On Thursday, Jason Chaffetz, the chairman of the House Oversight and Government Reform Committee, argued that Shkreli and his old firm, Turing Pharmaceuticals, were more interested in turning a profit — and weren’t being honest about it.
At a hearing on prescription drug prices, he pointed to newly released documents from a committee investigation that showed Turing approved raises for its officers at a board meeting and spent thousands of dollars on chartered yachts, celebrity performances, and a “fireworks package.”
One employee — whose name was redacted — was given a raise of 400 percent, from $160,000 per year to $800,000, according to minutes from a 2015 meeting. Two others saw their salaries hiked to $600,000. One had previously made $275,000 and the other $250,000.
Turing spent & budgeted for yachts, celebs, & hundreds of thousands of dollars in raises & bonuses. Not research. pic.twitter.com/uRlpdEvjLn
— Oversight Committee (@GOPoversight) February 4, 2016
Shkreli became synonymous with high drug prices after Turing bought a drug — which is used to treat AIDS patients — and raised the price from $13.50 a pill to $750 a pill, an increase of more than 5,000 percent.
At the hearing, Nancy Retzlaff, Turing’s chief commercial officer, insisted that “we invest 60 percent of our net revenues” in research and development, more than most drug companies spend.
But Chaffetz, a Utah Republican, accused Turing of “lying” about what he suspected was its real motive: profit.
He played a video of Shkreli saying, in a local television interview: “We take all of our cash, all of our profits, and spend it on research for these patients.”
Spending 60 percent of the revenues on research is “not all the cash,” Chaffetz told Retzlaff.
“I’m a conservative guy. I want people to make profits … You know why I think you’re lying to us? You didn’t say ‘profit,'” Chaffetz told Retzlaff.

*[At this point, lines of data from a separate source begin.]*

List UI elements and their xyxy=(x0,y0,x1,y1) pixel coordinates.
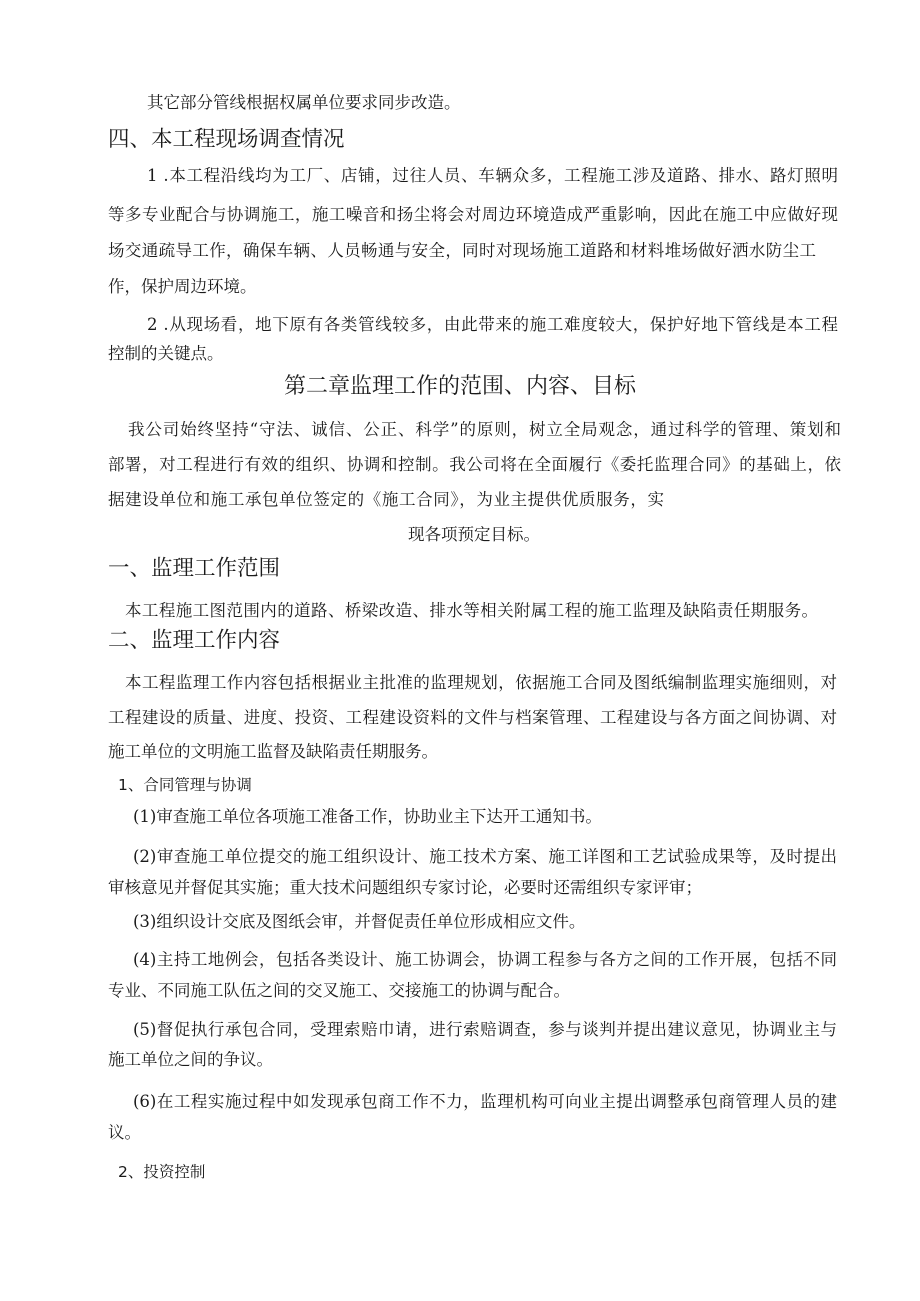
section-heading-4: 四、本工程现场调查情况 xyxy=(108,127,345,152)
paragraph-line: 据建设单位和施工承包单位签定的《施工合同》，为业主提供优质服务，实 xyxy=(108,490,664,509)
list-item-2-cont: 审核意见并督促其实施；重大技术问题组织专家讨论，必要时还需组织专家评审； xyxy=(108,878,702,897)
paragraph-line: 施工单位的文明施工监督及缺陷责任期服务。 xyxy=(108,742,438,761)
paragraph-line: 部署，对工程进行有效的组织、协调和控制。我公司将在全面履行《委托监理合同》的基础上，依 xyxy=(108,455,841,474)
paragraph-line: 2 .从现场看，地下原有各类管线较多，由此带来的施工难度较大，保护好地下管线是本工程 xyxy=(147,315,838,334)
list-item-4: (4)主持工地例会，包括各类设计、施工协调会，协调工程参与各方之间的工作开展，包括不同 xyxy=(133,950,837,969)
paragraph-line: 其它部分管线根据权属单位要求同步改造。 xyxy=(147,93,461,112)
paragraph-line: 1 .本工程沿线均为工厂、店铺，过往人员、车辆众多，工程施工涉及道路、排水、路灯照明 xyxy=(147,166,838,185)
paragraph-line: 控制的关键点。 xyxy=(108,344,224,363)
section-heading-1: 一、监理工作范围 xyxy=(108,556,281,581)
chapter-title: 第二章监理工作的范围、内容、目标 xyxy=(283,374,636,399)
paragraph-line: 我公司始终坚持“守法、诚信、公正、科学”的原则，树立全局观念，通过科学的管理、策划和 xyxy=(128,420,841,439)
list-item-5: (5)督促执行承包合同，受理索赔巾请，进行索赔调查，参与谈判并提出建议意见，协调业主与 xyxy=(133,1020,837,1039)
subsection-heading-1: 1、合同管理与协调 xyxy=(118,776,252,794)
list-item-6: (6)在工程实施过程中如发现承包商工作不力，监理机构可向业主提出调整承包商管理人员的建 xyxy=(133,1092,837,1111)
section-heading-2: 二、监理工作内容 xyxy=(108,628,281,653)
list-item-2: (2)审查施工单位提交的施工组织设计、施工技术方案、施工详图和工艺试验成果等，及时提出 xyxy=(133,847,837,866)
list-item-4-cont: 专业、不同施工队伍之间的交叉施工、交接施工的协调与配合。 xyxy=(108,981,570,1000)
paragraph-line: 本工程施工图范围内的道路、桥梁改造、排水等相关附属工程的施工监理及缺陷责任期服务。 xyxy=(125,601,818,620)
paragraph-line: 等多专业配合与协调施工，施工噪音和扬尘将会对周边环境造成严重影响，因此在施工中应做好现 xyxy=(108,205,838,224)
paragraph-line: 场交通疏导工作，确保车辆、人员畅通与安全，同时对现场施工道路和材料堆场做好洒水防尘工 xyxy=(108,241,816,260)
list-item-6-cont: 议。 xyxy=(108,1123,141,1142)
paragraph-line: 作，保护周边环境。 xyxy=(108,277,257,296)
paragraph-line: 现各项预定目标。 xyxy=(408,525,540,544)
paragraph-line: 本工程监理工作内容包括根据业主批准的监理规划，依据施工合同及图纸编制监理实施细则，对 xyxy=(125,673,837,692)
list-item-5-cont: 施工单位之间的争议。 xyxy=(108,1050,273,1069)
subsection-heading-2: 2、投资控制 xyxy=(118,1163,206,1181)
list-item-3: (3)组织设计交底及图纸会审，并督促责任单位形成相应文件。 xyxy=(133,912,586,931)
list-item-1: (1)审查施工单位各项施工准备工作，协助业主下达开工通知书。 xyxy=(133,807,602,826)
paragraph-line: 工程建设的质量、进度、投资、工程建设资料的文件与档案管理、工程建设与各方面之间协调、对 xyxy=(108,708,837,727)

“I think you’re purposely avoiding it. I don’t think you’re telling the full and complete truth,” he said. “I think you’re both being disingenuous and incomplete in your answers.”
Retzlaff allowed that “of course we expect to make a profit” — but insisted that Turing provided enough financial assistance to vulnerable patients, especially the uninsured, that many only paid “pennies” for Daraprim.
Chaffetz, however, said those costs will be shifted to insurers and government programs — and that other Americans will end up paying the costs.
“Who’s paying the 750 bucks? Suckers! And you know who the suckers are? The American public,” Chaffetz said. “Your extravagance is something we all have to pay for.”